| I run a quite large website and there are a few patterns. The usage is extremely quick, and follows easy-to-spot patterns. We noticed a spike in bounce rate. They never come from Google, and the bad programmed ones just crawl several pages at a time, faster than a user could do. Then there's the crazy spikes in visits from specific countries, pretty much scraping the entire content. Often from pools of IPs. In some cases had 30% unexplained (meaning: it wasn't viral or a marketing campaign) random sustained increases in traffic. There's also the fact they don't interact with the complicated widgets, so zero XHR requests other than analytics pings. They also don't cause spikes in Google Analytics, so I assume it's blocked, but they show up in logs and in the internal analytics.

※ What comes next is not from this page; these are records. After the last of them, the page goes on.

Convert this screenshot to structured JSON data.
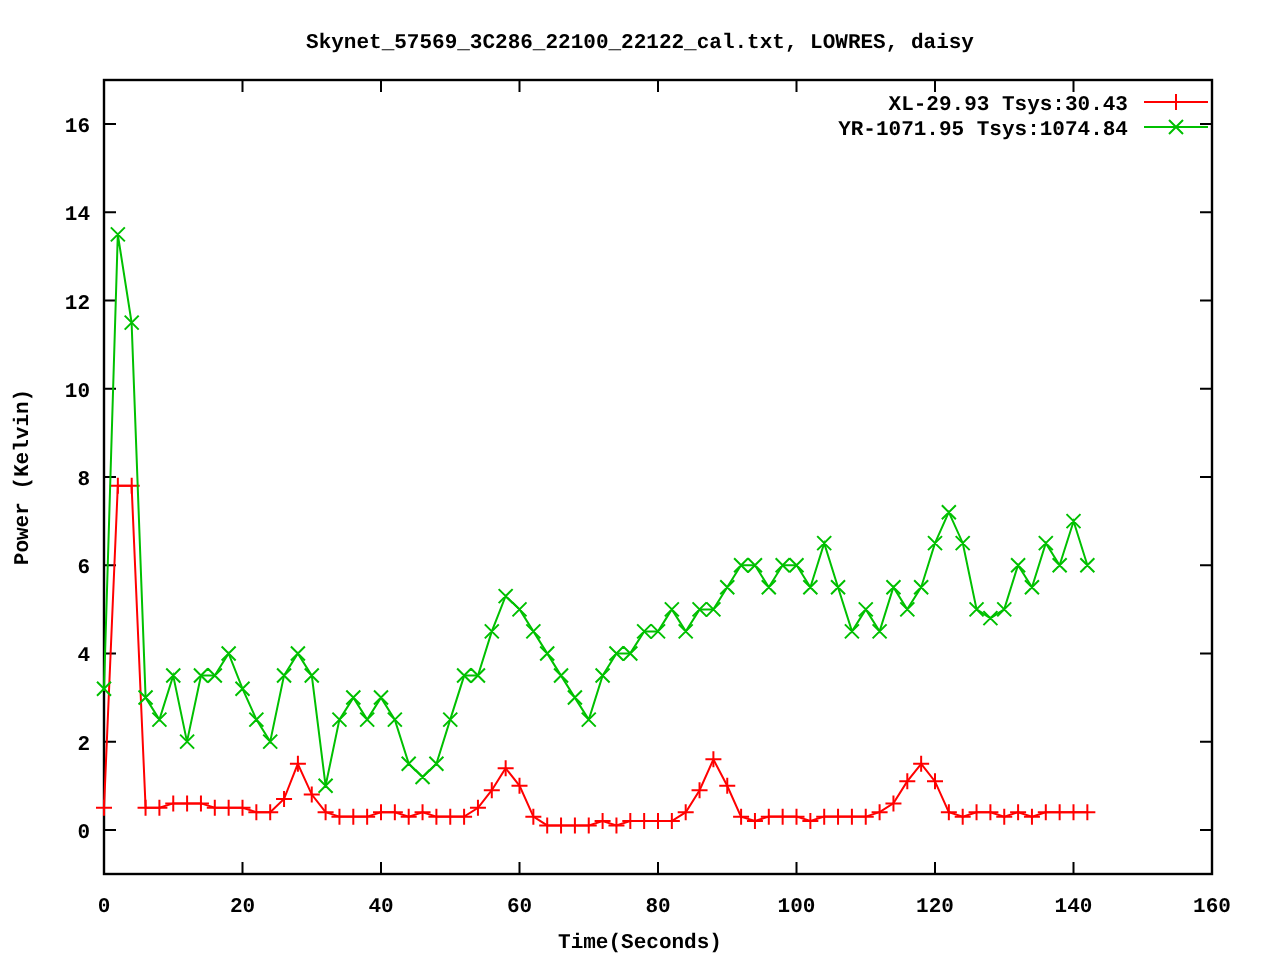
{
  "chart": {
    "chart_data": {
      "type": "line",
      "title": "Skynet_57569_3C286_22100_22122_cal.txt, LOWRES, daisy",
      "xlabel": "Time(Seconds)",
      "ylabel": "Power (Kelvin)",
      "x": [
        0,
        2,
        4,
        6,
        8,
        10,
        12,
        14,
        16,
        18,
        20,
        22,
        24,
        26,
        28,
        30,
        32,
        34,
        36,
        38,
        40,
        42,
        44,
        46,
        48,
        50,
        52,
        54,
        56,
        58,
        60,
        62,
        64,
        66,
        68,
        70,
        72,
        74,
        76,
        78,
        80,
        82,
        84,
        86,
        88,
        90,
        92,
        94,
        96,
        98,
        100,
        102,
        104,
        106,
        108,
        110,
        112,
        114,
        116,
        118,
        120,
        122,
        124,
        126,
        128,
        130,
        132,
        134,
        136,
        138,
        140,
        142
      ],
      "series": [
        {
          "name": "XL-29.93 Tsys:30.43",
          "color": "#ff0000",
          "marker": "plus",
          "values": [
            0.5,
            7.8,
            7.8,
            0.5,
            0.5,
            0.6,
            0.6,
            0.6,
            0.5,
            0.5,
            0.5,
            0.4,
            0.4,
            0.7,
            1.5,
            0.8,
            0.4,
            0.3,
            0.3,
            0.3,
            0.4,
            0.4,
            0.3,
            0.4,
            0.3,
            0.3,
            0.3,
            0.5,
            0.9,
            1.4,
            1.0,
            0.3,
            0.1,
            0.1,
            0.1,
            0.1,
            0.2,
            0.1,
            0.2,
            0.2,
            0.2,
            0.2,
            0.4,
            0.9,
            1.6,
            1.0,
            0.3,
            0.2,
            0.3,
            0.3,
            0.3,
            0.2,
            0.3,
            0.3,
            0.3,
            0.3,
            0.4,
            0.6,
            1.1,
            1.5,
            1.1,
            0.4,
            0.3,
            0.4,
            0.4,
            0.3,
            0.4,
            0.3,
            0.4,
            0.4,
            0.4,
            0.4
          ]
        },
        {
          "name": "YR-1071.95 Tsys:1074.84",
          "color": "#00c000",
          "marker": "cross",
          "values": [
            3.2,
            13.5,
            11.5,
            3.0,
            2.5,
            3.5,
            2.0,
            3.5,
            3.5,
            4.0,
            3.2,
            2.5,
            2.0,
            3.5,
            4.0,
            3.5,
            1.0,
            2.5,
            3.0,
            2.5,
            3.0,
            2.5,
            1.5,
            1.2,
            1.5,
            2.5,
            3.5,
            3.5,
            4.5,
            5.3,
            5.0,
            4.5,
            4.0,
            3.5,
            3.0,
            2.5,
            3.5,
            4.0,
            4.0,
            4.5,
            4.5,
            5.0,
            4.5,
            5.0,
            5.0,
            5.5,
            6.0,
            6.0,
            5.5,
            6.0,
            6.0,
            5.5,
            6.5,
            5.5,
            4.5,
            5.0,
            4.5,
            5.5,
            5.0,
            5.5,
            6.5,
            7.2,
            6.5,
            5.0,
            4.8,
            5.0,
            6.0,
            5.5,
            6.5,
            6.0,
            7.0,
            6.0
          ]
        }
      ],
      "legend": true,
      "xlim": [
        0,
        160
      ],
      "ylim": [
        -1,
        17
      ],
      "xticks": [
        0,
        20,
        40,
        60,
        80,
        100,
        120,
        140,
        160
      ],
      "yticks": [
        0,
        2,
        4,
        6,
        8,
        10,
        12,
        14,
        16
      ]
    }
  }
}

It's not enough to DDOS the website at all, but it's a lot of noise in statistics that we gotta learn to filter. |
I’ve triggered this kind of “bot protection” right here on Hacker News many times. I did that by having a bunch of Hacker News pages open and then closing and reopening my browser. I’ve also triggered it by opening a bunch of links in the background too quickly. I’ve also triggered it by reading the article, then clicking back and upvoting/favouriting too quickly. I’m also located in Singapore, which people have started to advocate for blocking here recently.
A single non-bot legitimate user can easily trigger these kinds of heuristics just by using the site in a way you don’t expect. This can affect some users disproportionately more than others, e.g. disabled people who need to use assistive technology.